こういうところでも、明斗のような人間がいると助かる。
「どうしたんだ?」
「ちょっと、寝坊しちゃって」
「涼太にしては珍しいな。なんだ、遅くまでゲームでもしてたのか?」
「いや。というか、それは明斗の言えたことじゃないよ」
「う、耳が痛い」
明斗はその友人の多さからか、寝るのがかなり遅い。前に聞いたら、僕の睡眠時間の半分にも満たなかった。
それでも、一度も遅刻しないし、毎日僕より早く学校に着いているのだから、不思議で仕方がない。
「なら、なんだ?」
どうやらこの話はまだ終わっていなかったらしい。そして、明斗はまだ僕の席から立つつもりはないらしい。そろそろ足が疲れてきた。
仕方なく答える。
「病院だよ」
「……そうか」
深く聞いてこなかったのは、僕のことを思ってのことだろうか。或いは、深刻な話になるのを防ぐためか。
病院に行ったのは、『日食病』が進行したのではなく、定期的な検査に行く必要があったからだ。そこで検査が長引いて、疲れてベッドに倒れこんだ時には十一時を回っていた気がする。
――そういえば、僕は明斗に『月食病』のことを話していない。
明斗は『日食病』の僕を心配してくれる唯一の人間だ。その彼に話してあげたいという思いはある。それに、『月食病』を知った時から考えていた、二つの病気の関連性についても共有してみたかった。

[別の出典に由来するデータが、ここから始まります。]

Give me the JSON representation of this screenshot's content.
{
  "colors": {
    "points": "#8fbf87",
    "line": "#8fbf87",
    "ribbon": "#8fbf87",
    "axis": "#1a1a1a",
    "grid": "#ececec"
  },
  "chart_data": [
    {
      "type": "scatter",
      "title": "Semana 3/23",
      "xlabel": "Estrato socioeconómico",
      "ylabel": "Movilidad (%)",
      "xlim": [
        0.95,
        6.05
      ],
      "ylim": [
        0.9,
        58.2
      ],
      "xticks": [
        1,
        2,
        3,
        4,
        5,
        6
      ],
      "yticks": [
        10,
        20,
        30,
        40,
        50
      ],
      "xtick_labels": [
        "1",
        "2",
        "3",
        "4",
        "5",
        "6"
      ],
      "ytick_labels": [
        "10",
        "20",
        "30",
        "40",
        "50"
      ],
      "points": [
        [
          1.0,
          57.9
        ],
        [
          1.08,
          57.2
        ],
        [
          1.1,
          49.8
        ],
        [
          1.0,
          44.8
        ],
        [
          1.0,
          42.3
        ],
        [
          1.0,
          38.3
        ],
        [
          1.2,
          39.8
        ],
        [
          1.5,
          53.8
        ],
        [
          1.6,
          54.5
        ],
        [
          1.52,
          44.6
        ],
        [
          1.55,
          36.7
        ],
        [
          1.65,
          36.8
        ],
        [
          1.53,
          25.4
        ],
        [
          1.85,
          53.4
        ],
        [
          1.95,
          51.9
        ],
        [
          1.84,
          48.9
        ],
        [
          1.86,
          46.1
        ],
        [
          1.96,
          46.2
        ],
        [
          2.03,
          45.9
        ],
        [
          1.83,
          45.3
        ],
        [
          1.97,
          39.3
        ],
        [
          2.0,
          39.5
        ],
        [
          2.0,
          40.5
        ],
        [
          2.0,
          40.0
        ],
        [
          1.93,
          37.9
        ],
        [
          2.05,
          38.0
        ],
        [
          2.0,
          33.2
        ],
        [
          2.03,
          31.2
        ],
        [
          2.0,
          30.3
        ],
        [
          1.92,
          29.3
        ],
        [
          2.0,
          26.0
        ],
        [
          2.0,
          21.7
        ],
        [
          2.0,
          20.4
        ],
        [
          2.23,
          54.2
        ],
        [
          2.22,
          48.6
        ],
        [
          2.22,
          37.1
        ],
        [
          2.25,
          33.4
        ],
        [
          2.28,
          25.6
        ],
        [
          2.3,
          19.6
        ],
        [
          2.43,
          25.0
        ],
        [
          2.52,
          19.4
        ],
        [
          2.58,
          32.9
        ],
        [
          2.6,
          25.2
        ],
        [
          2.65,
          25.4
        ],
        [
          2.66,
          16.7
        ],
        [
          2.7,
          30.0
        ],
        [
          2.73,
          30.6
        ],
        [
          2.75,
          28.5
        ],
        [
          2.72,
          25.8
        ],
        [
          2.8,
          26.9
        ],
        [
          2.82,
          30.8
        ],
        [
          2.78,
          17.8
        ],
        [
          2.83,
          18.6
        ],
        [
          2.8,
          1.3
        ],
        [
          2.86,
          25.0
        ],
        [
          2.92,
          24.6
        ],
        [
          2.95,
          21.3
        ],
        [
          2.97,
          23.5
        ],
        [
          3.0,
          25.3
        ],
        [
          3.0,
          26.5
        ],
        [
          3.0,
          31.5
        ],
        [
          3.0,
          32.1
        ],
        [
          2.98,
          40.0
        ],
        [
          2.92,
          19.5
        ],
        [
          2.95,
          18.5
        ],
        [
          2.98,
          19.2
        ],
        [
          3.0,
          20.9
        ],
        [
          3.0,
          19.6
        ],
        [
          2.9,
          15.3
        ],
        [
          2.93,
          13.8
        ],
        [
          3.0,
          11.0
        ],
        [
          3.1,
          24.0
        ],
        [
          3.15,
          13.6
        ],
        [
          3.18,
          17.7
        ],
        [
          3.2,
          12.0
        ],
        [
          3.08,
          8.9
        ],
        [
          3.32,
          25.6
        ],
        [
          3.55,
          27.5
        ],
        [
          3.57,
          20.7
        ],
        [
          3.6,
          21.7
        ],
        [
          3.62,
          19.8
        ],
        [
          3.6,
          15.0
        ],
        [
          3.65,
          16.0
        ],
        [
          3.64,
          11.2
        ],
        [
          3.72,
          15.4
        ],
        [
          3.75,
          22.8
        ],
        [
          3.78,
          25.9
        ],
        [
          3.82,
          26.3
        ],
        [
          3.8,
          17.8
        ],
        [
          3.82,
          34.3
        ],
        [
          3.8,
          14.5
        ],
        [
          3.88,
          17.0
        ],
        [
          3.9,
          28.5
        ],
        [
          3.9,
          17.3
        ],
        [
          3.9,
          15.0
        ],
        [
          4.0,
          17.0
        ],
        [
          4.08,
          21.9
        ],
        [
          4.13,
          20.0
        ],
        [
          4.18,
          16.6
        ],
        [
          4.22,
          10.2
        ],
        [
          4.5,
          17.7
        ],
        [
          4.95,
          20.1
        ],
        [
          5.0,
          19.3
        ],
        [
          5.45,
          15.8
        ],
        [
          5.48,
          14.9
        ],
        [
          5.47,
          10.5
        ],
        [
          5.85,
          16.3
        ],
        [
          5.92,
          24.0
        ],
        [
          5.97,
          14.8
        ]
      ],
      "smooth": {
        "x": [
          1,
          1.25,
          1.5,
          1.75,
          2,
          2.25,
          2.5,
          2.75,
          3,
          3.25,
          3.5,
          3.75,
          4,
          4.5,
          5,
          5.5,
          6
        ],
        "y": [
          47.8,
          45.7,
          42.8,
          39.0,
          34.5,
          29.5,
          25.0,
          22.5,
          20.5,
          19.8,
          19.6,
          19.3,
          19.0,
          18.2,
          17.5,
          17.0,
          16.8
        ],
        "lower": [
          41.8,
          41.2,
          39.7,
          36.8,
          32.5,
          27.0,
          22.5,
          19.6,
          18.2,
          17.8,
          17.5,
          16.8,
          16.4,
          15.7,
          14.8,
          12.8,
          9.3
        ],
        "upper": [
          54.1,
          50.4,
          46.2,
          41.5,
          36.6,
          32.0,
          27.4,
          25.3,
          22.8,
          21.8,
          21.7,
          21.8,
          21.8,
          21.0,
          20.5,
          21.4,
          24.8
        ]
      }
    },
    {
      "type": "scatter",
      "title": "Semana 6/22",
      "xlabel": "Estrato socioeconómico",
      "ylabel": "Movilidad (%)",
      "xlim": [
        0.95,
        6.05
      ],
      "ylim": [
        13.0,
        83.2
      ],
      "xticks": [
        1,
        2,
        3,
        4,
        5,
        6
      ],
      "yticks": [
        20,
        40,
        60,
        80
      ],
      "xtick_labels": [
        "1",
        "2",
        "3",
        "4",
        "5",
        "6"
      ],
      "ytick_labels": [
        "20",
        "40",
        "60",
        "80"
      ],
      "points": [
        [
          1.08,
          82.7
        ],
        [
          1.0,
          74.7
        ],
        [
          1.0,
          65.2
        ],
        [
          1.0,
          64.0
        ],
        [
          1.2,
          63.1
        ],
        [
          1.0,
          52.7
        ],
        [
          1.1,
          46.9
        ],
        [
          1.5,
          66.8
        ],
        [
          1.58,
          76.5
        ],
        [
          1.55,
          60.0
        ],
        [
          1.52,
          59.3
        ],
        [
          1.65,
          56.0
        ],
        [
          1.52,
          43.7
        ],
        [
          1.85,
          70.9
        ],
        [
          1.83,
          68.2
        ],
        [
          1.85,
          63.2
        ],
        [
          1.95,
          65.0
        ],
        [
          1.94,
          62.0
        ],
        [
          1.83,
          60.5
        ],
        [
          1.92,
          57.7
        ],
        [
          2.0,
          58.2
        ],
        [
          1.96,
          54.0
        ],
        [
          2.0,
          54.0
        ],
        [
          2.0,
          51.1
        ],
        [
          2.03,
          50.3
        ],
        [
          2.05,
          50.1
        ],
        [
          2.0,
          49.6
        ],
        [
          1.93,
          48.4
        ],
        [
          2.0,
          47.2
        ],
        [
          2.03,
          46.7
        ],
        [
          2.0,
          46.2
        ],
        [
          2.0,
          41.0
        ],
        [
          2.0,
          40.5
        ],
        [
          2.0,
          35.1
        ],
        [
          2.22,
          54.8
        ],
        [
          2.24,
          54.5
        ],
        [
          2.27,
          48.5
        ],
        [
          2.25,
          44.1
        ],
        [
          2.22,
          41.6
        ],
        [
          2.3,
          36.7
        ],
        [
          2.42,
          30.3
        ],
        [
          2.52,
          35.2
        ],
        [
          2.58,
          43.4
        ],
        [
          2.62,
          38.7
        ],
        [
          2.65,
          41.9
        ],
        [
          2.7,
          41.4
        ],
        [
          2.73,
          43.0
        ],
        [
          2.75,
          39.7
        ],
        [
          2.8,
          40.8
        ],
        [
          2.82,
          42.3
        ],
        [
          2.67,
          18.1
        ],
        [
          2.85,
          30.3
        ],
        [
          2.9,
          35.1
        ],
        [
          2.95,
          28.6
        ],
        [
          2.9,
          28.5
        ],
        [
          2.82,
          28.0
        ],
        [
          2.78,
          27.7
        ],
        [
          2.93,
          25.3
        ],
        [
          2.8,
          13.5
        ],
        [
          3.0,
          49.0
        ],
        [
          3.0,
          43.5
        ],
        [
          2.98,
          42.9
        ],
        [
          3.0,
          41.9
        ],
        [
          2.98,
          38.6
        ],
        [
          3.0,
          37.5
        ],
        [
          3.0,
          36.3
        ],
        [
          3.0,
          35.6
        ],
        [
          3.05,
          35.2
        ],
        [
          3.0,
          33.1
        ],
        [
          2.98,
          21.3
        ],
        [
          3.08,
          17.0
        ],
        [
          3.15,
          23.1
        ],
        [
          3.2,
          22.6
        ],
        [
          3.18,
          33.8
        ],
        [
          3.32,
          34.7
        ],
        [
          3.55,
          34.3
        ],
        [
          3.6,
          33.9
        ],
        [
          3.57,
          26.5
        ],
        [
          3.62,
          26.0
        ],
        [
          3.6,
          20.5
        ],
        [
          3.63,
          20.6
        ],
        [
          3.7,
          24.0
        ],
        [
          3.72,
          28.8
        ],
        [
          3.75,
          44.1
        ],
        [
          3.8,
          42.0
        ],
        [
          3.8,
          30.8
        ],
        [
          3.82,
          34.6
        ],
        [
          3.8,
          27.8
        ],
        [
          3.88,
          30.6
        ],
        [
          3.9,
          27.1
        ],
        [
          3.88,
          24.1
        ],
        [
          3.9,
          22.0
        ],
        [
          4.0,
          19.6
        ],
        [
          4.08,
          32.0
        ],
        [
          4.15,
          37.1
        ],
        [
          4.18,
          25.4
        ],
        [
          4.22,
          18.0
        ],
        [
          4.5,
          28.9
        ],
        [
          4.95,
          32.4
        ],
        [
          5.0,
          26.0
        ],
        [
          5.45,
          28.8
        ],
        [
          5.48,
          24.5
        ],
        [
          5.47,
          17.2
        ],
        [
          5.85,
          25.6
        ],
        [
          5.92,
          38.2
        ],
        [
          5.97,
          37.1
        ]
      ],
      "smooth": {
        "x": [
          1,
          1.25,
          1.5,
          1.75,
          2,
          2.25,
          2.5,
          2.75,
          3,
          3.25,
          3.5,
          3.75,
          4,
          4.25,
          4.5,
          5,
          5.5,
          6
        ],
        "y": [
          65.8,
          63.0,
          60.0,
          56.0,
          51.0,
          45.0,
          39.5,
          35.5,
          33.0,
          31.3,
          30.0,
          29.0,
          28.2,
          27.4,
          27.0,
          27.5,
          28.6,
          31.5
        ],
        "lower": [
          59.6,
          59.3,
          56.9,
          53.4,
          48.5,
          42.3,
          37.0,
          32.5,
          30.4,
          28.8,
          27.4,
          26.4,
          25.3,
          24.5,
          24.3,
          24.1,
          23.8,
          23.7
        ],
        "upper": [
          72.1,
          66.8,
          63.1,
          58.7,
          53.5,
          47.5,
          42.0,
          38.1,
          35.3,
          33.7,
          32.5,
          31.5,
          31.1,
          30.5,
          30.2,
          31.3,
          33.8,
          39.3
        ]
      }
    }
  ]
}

でも、それはできなかった。『月食病』を知られることを、一花自身が避けているからだ。
「そういえば涼太、大凪となんかあったのか?」
「うえっ」
ちょうど彼女のことを考えていたときにそう問われて、変な声が出てしまった。
一応明斗は、こちらに身を寄せて言ったが、一花に聞こえてはいないだろうか。
「な、なんでそんなこと?」
タイムリーすぎる質問に、動揺を隠して逆に問う。
「涼太、大凪と話すときだけ口元緩んでるから」
「うそ?」
そういって両頬に手を当てる。自覚なしにそんなことをしていた自分に驚くと同時に、人の表情をそれほどよく見ている明斗にも驚く。
「何もないって」
ちらりと、一花を見て答える。
「友達になったとか?」
納得のいっていない顔で、なおも問われる。何故ここまで知りたがるのだろうか。
「友達……と言えるほどでもないと思う。ただ少し、話しただけだから」
全然「少し」ではないのだが、話をややこしくしたくない。
「そうか。どうであれ、涼太が一歩でも踏み出せたようで俺は嬉しいよ」
「母親みたいなこと言わないでくれ」
言い終えると同時に、始業を告げるチャイムが鳴った。